In the current film fan environment, Jerry Lewis is often thought of as something of a joke. And not in the way he would have intended. Ask most people these days what they know about Lewis and they’ll probably mention the annoying, nerdy, high pitched voice he often employed for many of his characters, the slapstick performances he gave during years of Muscular Dystrophy telethons and, more often than not, the oft-repeated (and true) cliché that “they love him in France.”
There’s a new Blu-ray out, true believers, that proves that Lewis is not just a joke from a bygone era. The Nutty Professor is a remarkably silly movie, yes, and the title character does employ that same nasally nerdy voice that people often associate with Lewis’ many characters, but if there is any single work that could successfully re-educate film fans on what Jerry Lewis can do, this is it.

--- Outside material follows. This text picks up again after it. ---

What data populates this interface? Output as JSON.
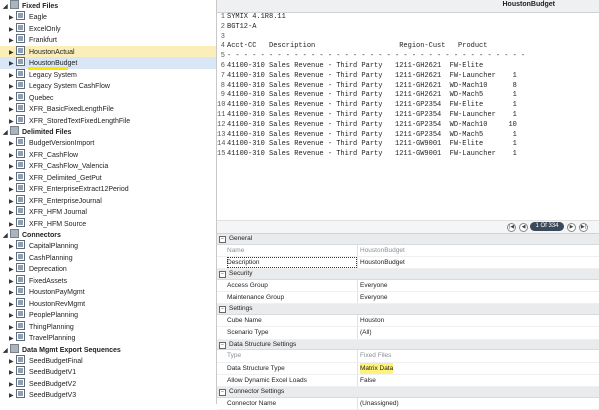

For one thing, The Nutty Professor was not only a starring vehicle for Lewis, the comedian, it was also co-written and directed by the star and shows, intentionally and deliberately, two drastically different sides of him.
Lewis came up with the idea for The Nutty Professor years before he was given the opportunity to make the film. He openly thanks Robert Louis Stevenson for the inspiration of The Strange Case of Dr Jekyll and Mr Hyde in which a kindly, reserved doctor by day takes a strange potion to become a monster by night. Instead, Lewis brings us Doctor Julius Kelp, a young, socially inept college professor who is every bit as likely to fall flat on any attempt at courting the ladies as he is to cause a major explosion in his classroom due to his absent-minded mishaps.

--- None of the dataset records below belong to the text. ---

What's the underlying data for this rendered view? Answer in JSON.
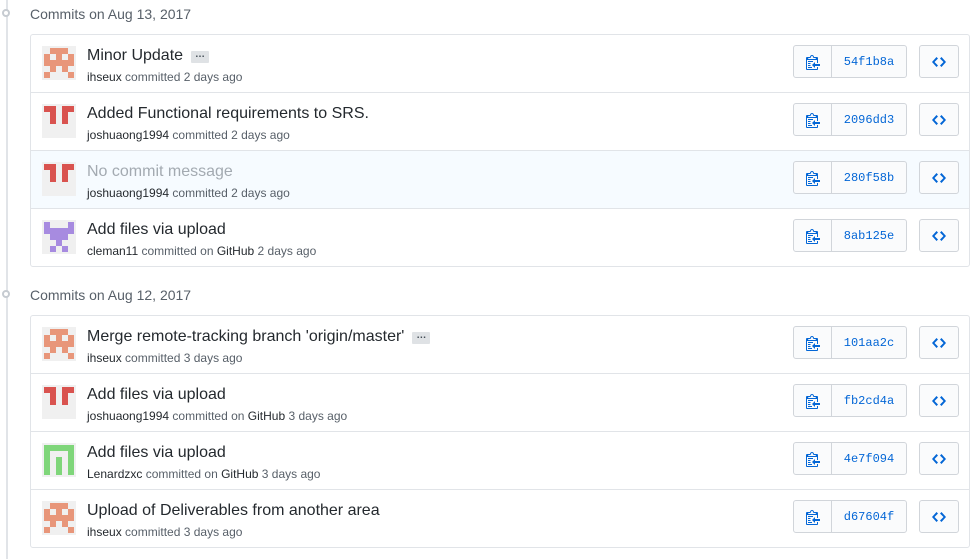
{
  "groups": [
    {
      "title": "Commits on Aug 13, 2017",
      "commits": [
        {
          "message": "Minor Update",
          "has_ellipsis": true,
          "empty": false,
          "author": "ihseux",
          "verb": " committed",
          "via": "",
          "time": " 2 days ago",
          "sha": "54f1b8a",
          "avatar": "ihseux",
          "highlight": false
        },
        {
          "message": "Added Functional requirements to SRS.",
          "has_ellipsis": false,
          "empty": false,
          "author": "joshuaong1994",
          "verb": " committed",
          "via": "",
          "time": " 2 days ago",
          "sha": "2096dd3",
          "avatar": "joshuaong1994",
          "highlight": false
        },
        {
          "message": "No commit message",
          "has_ellipsis": false,
          "empty": true,
          "author": "joshuaong1994",
          "verb": " committed",
          "via": "",
          "time": " 2 days ago",
          "sha": "280f58b",
          "avatar": "joshuaong1994",
          "highlight": true
        },
        {
          "message": "Add files via upload",
          "has_ellipsis": false,
          "empty": false,
          "author": "cleman11",
          "verb": " committed on ",
          "via": "GitHub",
          "time": " 2 days ago",
          "sha": "8ab125e",
          "avatar": "cleman11",
          "highlight": false
        }
      ]
    },
    {
      "title": "Commits on Aug 12, 2017",
      "commits": [
        {
          "message": "Merge remote-tracking branch 'origin/master'",
          "has_ellipsis": true,
          "empty": false,
          "author": "ihseux",
          "verb": " committed",
          "via": "",
          "time": " 3 days ago",
          "sha": "101aa2c",
          "avatar": "ihseux",
          "highlight": false
        },
        {
          "message": "Add files via upload",
          "has_ellipsis": false,
          "empty": false,
          "author": "joshuaong1994",
          "verb": " committed on ",
          "via": "GitHub",
          "time": " 3 days ago",
          "sha": "fb2cd4a",
          "avatar": "joshuaong1994",
          "highlight": false
        },
        {
          "message": "Add files via upload",
          "has_ellipsis": false,
          "empty": false,
          "author": "Lenardzxc",
          "verb": " committed on ",
          "via": "GitHub",
          "time": " 3 days ago",
          "sha": "4e7f094",
          "avatar": "Lenardzxc",
          "highlight": false
        },
        {
          "message": "Upload of Deliverables from another area",
          "has_ellipsis": false,
          "empty": false,
          "author": "ihseux",
          "verb": " committed",
          "via": "",
          "time": " 3 days ago",
          "sha": "d67604f",
          "avatar": "ihseux",
          "highlight": false
        }
      ]
    }
  ],
  "ellipsis_label": "…",
  "icons": {
    "copy": "clippy-icon",
    "browse": "code-icon",
    "dot": "git-commit-icon"
  },
  "colors": {
    "link": "#0366d6",
    "muted": "#586069",
    "border": "#e1e4e8",
    "highlight_row": "#f6fbff",
    "avatar_ihseux": "#e8967a",
    "avatar_joshuaong1994": "#d9534f",
    "avatar_cleman11": "#a78be0",
    "avatar_Lenardzxc": "#7fd67a"
  }
}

And while these misadventures are often very funny, they can also be quite annoying, as Lewis’ Kelp character is the very embodiment of Lewis’ high-pitched, obnoxious nerd character with the funny faces and teeth Austin Powers might recoil from. There are moments in the first half-hour of The Nutty Professor during which the film hardly feels quite worth it. Kelp is an extreme caricature of the stereotype nerd, a cartoon character as opposed to a believable human being. Lewis, as director, however, knows exactly when to rein this in and employ a little something critics used to call “character development” to show just who this Kelp character really is.
Sure, the Nutty Professor himself is stuffed into a closet by his students and pushed around by a gym instructor, but Lewis, for all his comedy timing, imbues within Kelp a certain forlorn humanity that the audience can easily relate to. Kelp seems to realize that he is an inept cartoon character and he desperately wants to change from his skinny, short, shy, nerdy, bespectacled and weird persona into someone talented, cool, tall, in-shape and successful with the ladies. Thus, much like Dr. Jekyll before him, Dr. Kelp creates a formula to turn himself into just what he wants to be.
This new person is, of course, “Buddy Love”, who is everything that Kelp (and most people’s impression of Lewis) is not. Love is confident and sexy. He’s able to sing and play jazz piano for the wildly impressed crowd and he is simply a knockout to the ladies. Jerry Lewis? Yes. Jerry Lewis most assuredly pulls this transformation off perfectly and as much as we start to believe Kelp as a more realistic geek (once his character is developed), we can believe Love as the ladykiller side of Jerry Lewis.
The only problem is that Buddy Love is also remarkably obnoxious, especially as compared to the misunderstood and sweet Julius Kelp.
This is quite a setup for what turns out to be a very funny and well-made film. Lewis directs The Nutty Professor with an amazing balance between the surreally comedic, the realistic, the science fictional and the deeply touching. There are also many scenes of absolutely screwball comedy and even one or two moments of horror… yes… horror. Amazingly, once the film really finds itself after just a few minutes, this balancing act really works and The Nutty Professor is a great, great success as a classic film comedy.
Paramount’s new 50th Anniversary Edition of The Nutty Professor is absolutely packed with extras, including a funny and informative commentary with Jerry Lewis and Steve Lawrence, four documentaries, promos, trailers, deleted scenes, bloopers and screen tests. If that’s not enough for you (and I wouldn’t blame you for wanting more), the ultimate collector’s edition version (which isn’t really that much more expensive) also includes as extras, three more Jerry Lewis films on DVD, The Delicate Delinquent (1957), Cinderfella (1960) and The Bellboy (1960) along with an audio CD called Phoney Phone Calls 1959-1972.
You can guess what is on that last disc, but you won’t be expecting what you hear. Physical copies of the storyboards, portions of the script and other more physical extras help fill out the box.
Still, there are those who think they know exactly what to expect from Jerry Lewis in any film. To a partial extent they might be right, but no final judgment could or should be made without a solid viewing of The Nutty Professor which shows Lewis at his most multi-talented (to date). The writer is Jerry Lewis. The director is Jerry Lewis. The star is Jerry Lewis. Buddy Love is Jerry Lewis. Julius Kelp is Jerry Lewis. Jerry Lewis is The Nutty Professor.